Where should you buy translation/interpreting?

August 23, 2010

I have had a few calls recently from potential customers who were worried by price issues. When that happens, as an “intermediary” I often give the name of a translator whom they can contact direct, who may not be VAT registered and who will not add the management (and finder’s) fee the intermediary needs to charge (think wholesale v. retail, though a direct translator bearing all the responsibility for a job rather than relying on an intermediary to read proof etc. will probably pitch prices somewhere in between these extremes).

I have a foot in several camps: around 85% of my living comes from the translation I do myself, the remaining 15% from intermediary work. In my “own” work, I serve both direct clients (a growing market for me) and translation companies. Sounds like more feet than any human being is entitled to! The question therefore arises for both myself and my clients: when should you go through an intermediary (translation company/agency), and when should you go direct?

Some simple rules:
– one-off jobs can often be handled by a translator/interpreter directly.
– if you are dealing with a limited number of languages and maybe not placing T&I work every day, you could be well advised to go directly to the translator
– especially if you are dealing with the kind of work where direct contact with an individual is useful, such as promotional or sensitive material where discussion with the author can be crucial.
In some ways the individual then deals with opposite poles – material where consistency and client knowledge does not matter so much, or where they are really particularly important.
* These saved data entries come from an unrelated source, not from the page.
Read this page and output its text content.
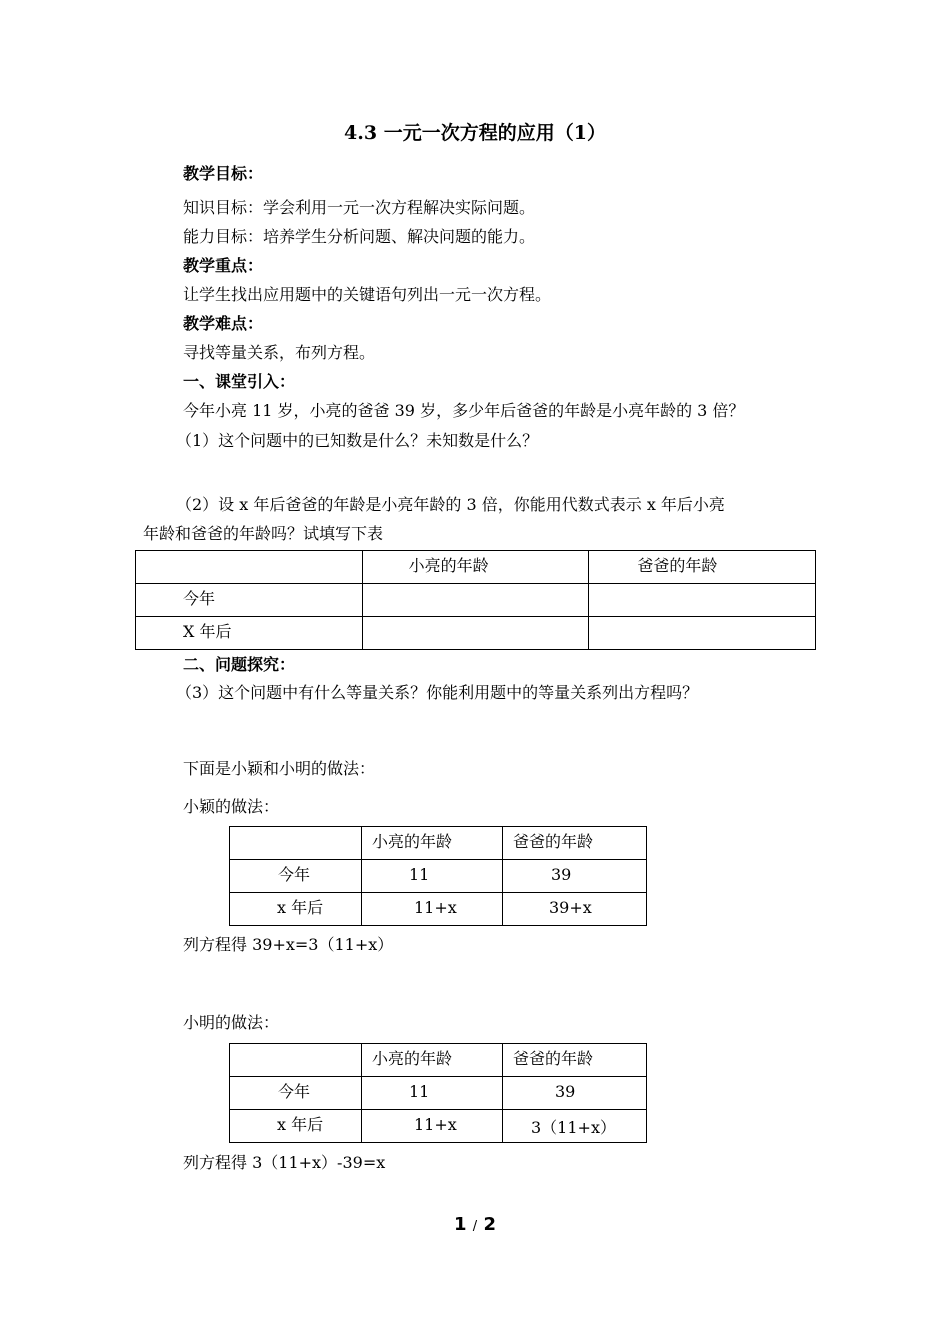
4.3 一元一次方程的应用（1）
教学目标：
知识目标：学会利用一元一次方程解决实际问题。
能力目标：培养学生分析问题、解决问题的能力。
教学重点：
让学生找出应用题中的关键语句列出一元一次方程。
教学难点：
寻找等量关系，布列方程。
一、课堂引入：
今年小亮 11 岁，小亮的爸爸 39 岁，多少年后爸爸的年龄是小亮年龄的 3 倍？
（1）这个问题中的已知数是什么？未知数是什么？
（2）设 x 年后爸爸的年龄是小亮年龄的 3 倍，你能用代数式表示 x 年后小亮
年龄和爸爸的年龄吗？试填写下表

	小亮的年龄	爸爸的年龄

今年		

X 年后		

二、问题探究：
（3）这个问题中有什么等量关系？你能利用题中的等量关系列出方程吗？
下面是小颖和小明的做法：
小颖的做法：

	小亮的年龄	爸爸的年龄

今年	11	39

x 年后	11+x	39+x
列方程得 39+x=3（11+x）
小明的做法：

	小亮的年龄	爸爸的年龄

今年	11	39

x 年后	11+x	3（11+x）
列方程得 3（11+x）-39=x
1 / 2
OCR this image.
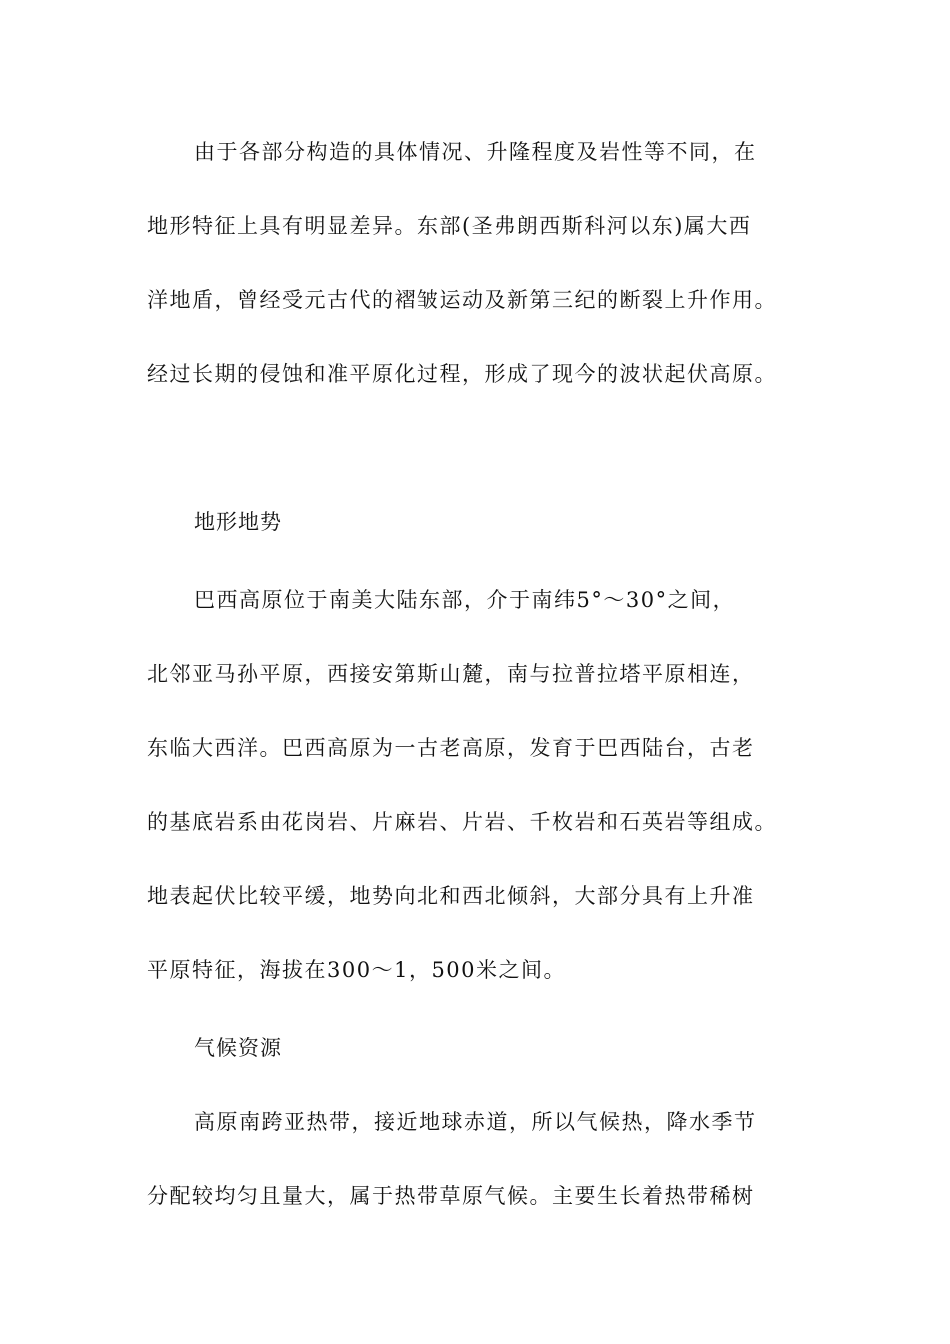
由于各部分构造的具体情况、升隆程度及岩性等不同，在
地形特征上具有明显差异。东部(圣弗朗西斯科河以东)属大西
洋地盾，曾经受元古代的褶皱运动及新第三纪的断裂上升作用。
经过长期的侵蚀和准平原化过程，形成了现今的波状起伏高原。
地形地势
巴西高原位于南美大陆东部，介于南纬5°～30°之间，
北邻亚马孙平原，西接安第斯山麓，南与拉普拉塔平原相连，
东临大西洋。巴西高原为一古老高原，发育于巴西陆台，古老
的基底岩系由花岗岩、片麻岩、片岩、千枚岩和石英岩等组成。
地表起伏比较平缓，地势向北和西北倾斜，大部分具有上升准
平原特征，海拔在300～1，500米之间。
气候资源
高原南跨亚热带，接近地球赤道，所以气候热，降水季节
分配较均匀且量大，属于热带草原气候。主要生长着热带稀树
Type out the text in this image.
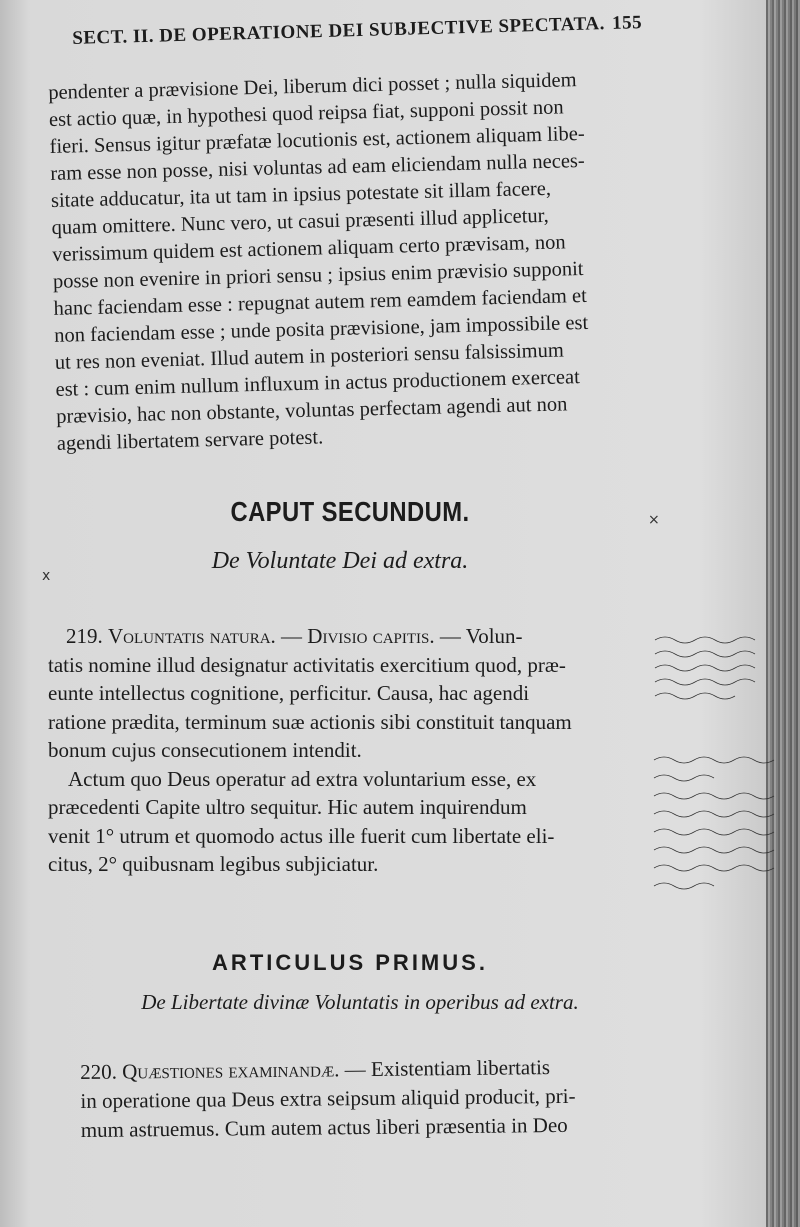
SECT. II. DE OPERATIONE DEI SUBJECTIVE SPECTATA. 155

pendenter a prævisione Dei, liberum dici posset ; nulla siquidem

est actio quæ, in hypothesi quod reipsa fiat, supponi possit non

fieri. Sensus igitur præfatæ locutionis est, actionem aliquam libe-

ram esse non posse, nisi voluntas ad eam eliciendam nulla neces-

sitate adducatur, ita ut tam in ipsius potestate sit illam facere,

quam omittere. Nunc vero, ut casui præsenti illud applicetur,

verissimum quidem est actionem aliquam certo prævisam, non

posse non evenire in priori sensu ; ipsius enim prævisio supponit

hanc faciendam esse : repugnat autem rem eamdem faciendam et

non faciendam esse ; unde posita prævisione, jam impossibile est

ut res non eveniat. Illud autem in posteriori sensu falsissimum

est : cum enim nullum influxum in actus productionem exerceat

prævisio, hac non obstante, voluntas perfectam agendi aut non

agendi libertatem servare potest.

CAPUT SECUNDUM.
De Voluntate Dei ad extra.
×
x

219. Voluntatis natura. — Divisio capitis. — Volun-

tatis nomine illud designatur activitatis exercitium quod, præ-

eunte intellectus cognitione, perficitur. Causa, hac agendi

ratione prædita, terminum suæ actionis sibi constituit tanquam

bonum cujus consecutionem intendit.

Actum quo Deus operatur ad extra voluntarium esse, ex

præcedenti Capite ultro sequitur. Hic autem inquirendum

venit 1° utrum et quomodo actus ille fuerit cum libertate eli-

citus, 2° quibusnam legibus subjiciatur.

ARTICULUS PRIMUS.
De Libertate divinæ Voluntatis in operibus ad extra.

220. Quæstiones examinandæ. — Existentiam libertatis

in operatione qua Deus extra seipsum aliquid producit, pri-

mum astruemus. Cum autem actus liberi præsentia in Deo
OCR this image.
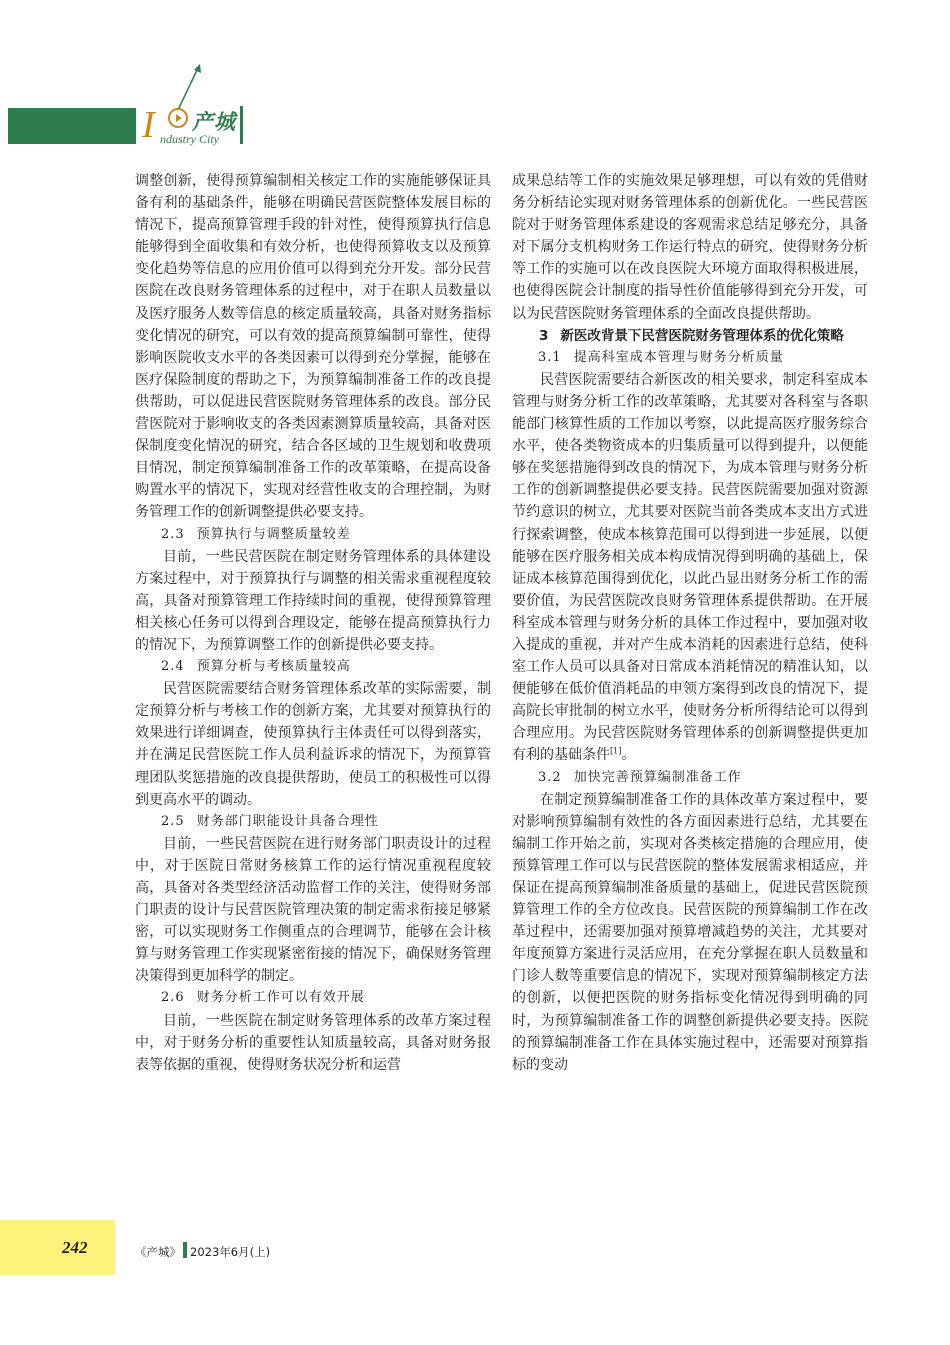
I 产城
ndustry City

调整创新，使得预算编制相关核定工作的实施能够保证具备有利的基础条件，能够在明确民营医院整体发展目标的情况下，提高预算管理手段的针对性，使得预算执行信息能够得到全面收集和有效分析，也使得预算收支以及预算变化趋势等信息的应用价值可以得到充分开发。部分民营医院在改良财务管理体系的过程中，对于在职人员数量以及医疗服务人数等信息的核定质量较高，具备对财务指标变化情况的研究，可以有效的提高预算编制可靠性，使得影响医院收支水平的各类因素可以得到充分掌握，能够在医疗保险制度的帮助之下，为预算编制准备工作的改良提供帮助，可以促进民营医院财务管理体系的改良。部分民营医院对于影响收支的各类因素测算质量较高，具备对医保制度变化情况的研究，结合各区域的卫生规划和收费项目情况，制定预算编制准备工作的改革策略，在提高设备购置水平的情况下，实现对经营性收支的合理控制，为财务管理工作的创新调整提供必要支持。

2.3 预算执行与调整质量较差

目前，一些民营医院在制定财务管理体系的具体建设方案过程中，对于预算执行与调整的相关需求重视程度较高，具备对预算管理工作持续时间的重视，使得预算管理相关核心任务可以得到合理设定，能够在提高预算执行力的情况下，为预算调整工作的创新提供必要支持。

2.4 预算分析与考核质量较高

民营医院需要结合财务管理体系改革的实际需要，制定预算分析与考核工作的创新方案，尤其要对预算执行的效果进行详细调查，使预算执行主体责任可以得到落实，并在满足民营医院工作人员利益诉求的情况下，为预算管理团队奖惩措施的改良提供帮助，使员工的积极性可以得到更高水平的调动。

2.5 财务部门职能设计具备合理性

目前，一些民营医院在进行财务部门职责设计的过程中，对于医院日常财务核算工作的运行情况重视程度较高，具备对各类型经济活动监督工作的关注，使得财务部门职责的设计与民营医院管理决策的制定需求衔接足够紧密，可以实现财务工作侧重点的合理调节，能够在会计核算与财务管理工作实现紧密衔接的情况下，确保财务管理决策得到更加科学的制定。

2.6 财务分析工作可以有效开展

目前，一些医院在制定财务管理体系的改革方案过程中，对于财务分析的重要性认知质量较高，具备对财务报表等依据的重视，使得财务状况分析和运营

成果总结等工作的实施效果足够理想，可以有效的凭借财务分析结论实现对财务管理体系的创新优化。一些民营医院对于财务管理体系建设的客观需求总结足够充分，具备对下属分支机构财务工作运行特点的研究，使得财务分析等工作的实施可以在改良医院大环境方面取得积极进展，也使得医院会计制度的指导性价值能够得到充分开发，可以为民营医院财务管理体系的全面改良提供帮助。

3 新医改背景下民营医院财务管理体系的优化策略
3.1 提高科室成本管理与财务分析质量

民营医院需要结合新医改的相关要求，制定科室成本管理与财务分析工作的改革策略，尤其要对各科室与各职能部门核算性质的工作加以考察，以此提高医疗服务综合水平，使各类物资成本的归集质量可以得到提升，以便能够在奖惩措施得到改良的情况下，为成本管理与财务分析工作的创新调整提供必要支持。民营医院需要加强对资源节约意识的树立，尤其要对医院当前各类成本支出方式进行探索调整，使成本核算范围可以得到进一步延展，以便能够在医疗服务相关成本构成情况得到明确的基础上，保证成本核算范围得到优化，以此凸显出财务分析工作的需要价值，为民营医院改良财务管理体系提供帮助。在开展科室成本管理与财务分析的具体工作过程中，要加强对收入提成的重视，并对产生成本消耗的因素进行总结，使科室工作人员可以具备对日常成本消耗情况的精准认知，以便能够在低价值消耗品的申领方案得到改良的情况下，提高院长审批制的树立水平，使财务分析所得结论可以得到合理应用。为民营医院财务管理体系的创新调整提供更加有利的基础条件[1]。

3.2 加快完善预算编制准备工作

在制定预算编制准备工作的具体改革方案过程中，要对影响预算编制有效性的各方面因素进行总结，尤其要在编制工作开始之前，实现对各类核定措施的合理应用，使预算管理工作可以与民营医院的整体发展需求相适应，并保证在提高预算编制准备质量的基础上，促进民营医院预算管理工作的全方位改良。民营医院的预算编制工作在改革过程中，还需要加强对预算增减趋势的关注，尤其要对年度预算方案进行灵活应用，在充分掌握在职人员数量和门诊人数等重要信息的情况下，实现对预算编制核定方法的创新，以便把医院的财务指标变化情况得到明确的同时，为预算编制准备工作的调整创新提供必要支持。医院的预算编制准备工作在具体实施过程中，还需要对预算指标的变动

242	《产城》 2023年6月(上)
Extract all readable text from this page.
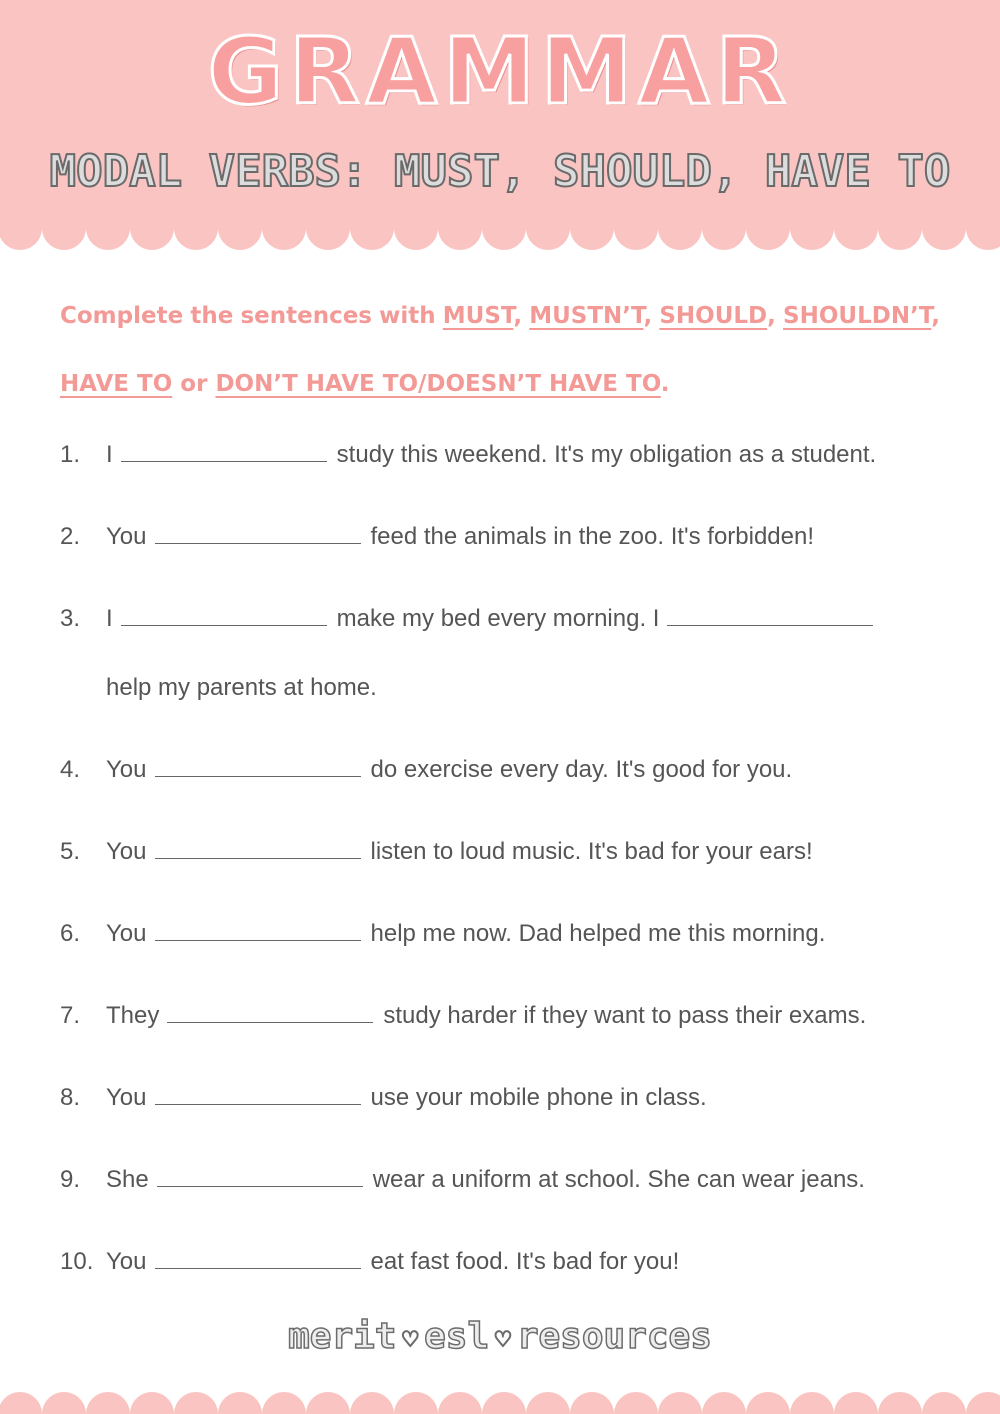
GRAMMAR
MODAL VERBS: MUST, SHOULD, HAVE TO
Complete the sentences with MUST, MUSTN’T, SHOULD, SHOULDN’T,
HAVE TO or DON’T HAVE TO/DOESN’T HAVE TO.
1. I	study this weekend. It's my obligation as a student.
2. You	feed the animals in the zoo. It's forbidden!
3. I	make my bed every morning. I
help my parents at home.
4. You	do exercise every day. It's good for you.
5. You	listen to loud music. It's bad for your ears!
6. You	help me now. Dad helped me this morning.
7. They	study harder if they want to pass their exams.
8. You	use your mobile phone in class.
9. She	wear a uniform at school. She can wear jeans.
10. You	eat fast food. It's bad for you!
merit ♡ esl ♡ resources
But be careful where you shop: especially if you are not familiar with the T&I field, useful resources are www.iti.org.uk (my own personal affiliation) and www.iol.org.uk which are specialist professional associations with lists of qualified and tested individual professionals. Expert users “shop” there too! Members are listed by specialisation as well as language, so you can find the closest possible fit with your needs. The “letters after your name” which they provide are also particularly useful if you need to have the translation certified for court use, for example. And by the way, these are UK institutes, there are of course equivalents in other countries.

However, there are cases where the individual T&I professional cannot meet all your needs. If you are a busy person placing:
– a wide range of languages
– long jobs which a single person may not be able to handle within a specific deadline
– regular projects, particularly if (as above) they are long or in a wide range of languages
– you need the translation to be read by an additional external proof reader (a service some individuals provide and some do not, but most can do on request)
– you don’t have time to handle the phone calls, individual queries, general and particular management work involved
– you may want complex technical handling to give consistency over immense projects or have several languages handled in technically complex formats
– if, as a rare translation user, you really want someone else with expertise to choose your T&I professional, negotiate, know who to go to and what questions to expect etc.
If, in other words, you need a one-stop shop or a professional project manager for any number of reasons, then the additional fee normally incurred for a large in-house T&I/communications department or – more and more frequently – paid to a T&I company is more than worth while. ITI (web address above) has corporate members, there are also specialist professional associations for translation companies such as the ATC (Association of Translation Companies), EATC (European Association of Translation Companies) etc.

Either way, it makes sense to identify the best supplier to suit your needs.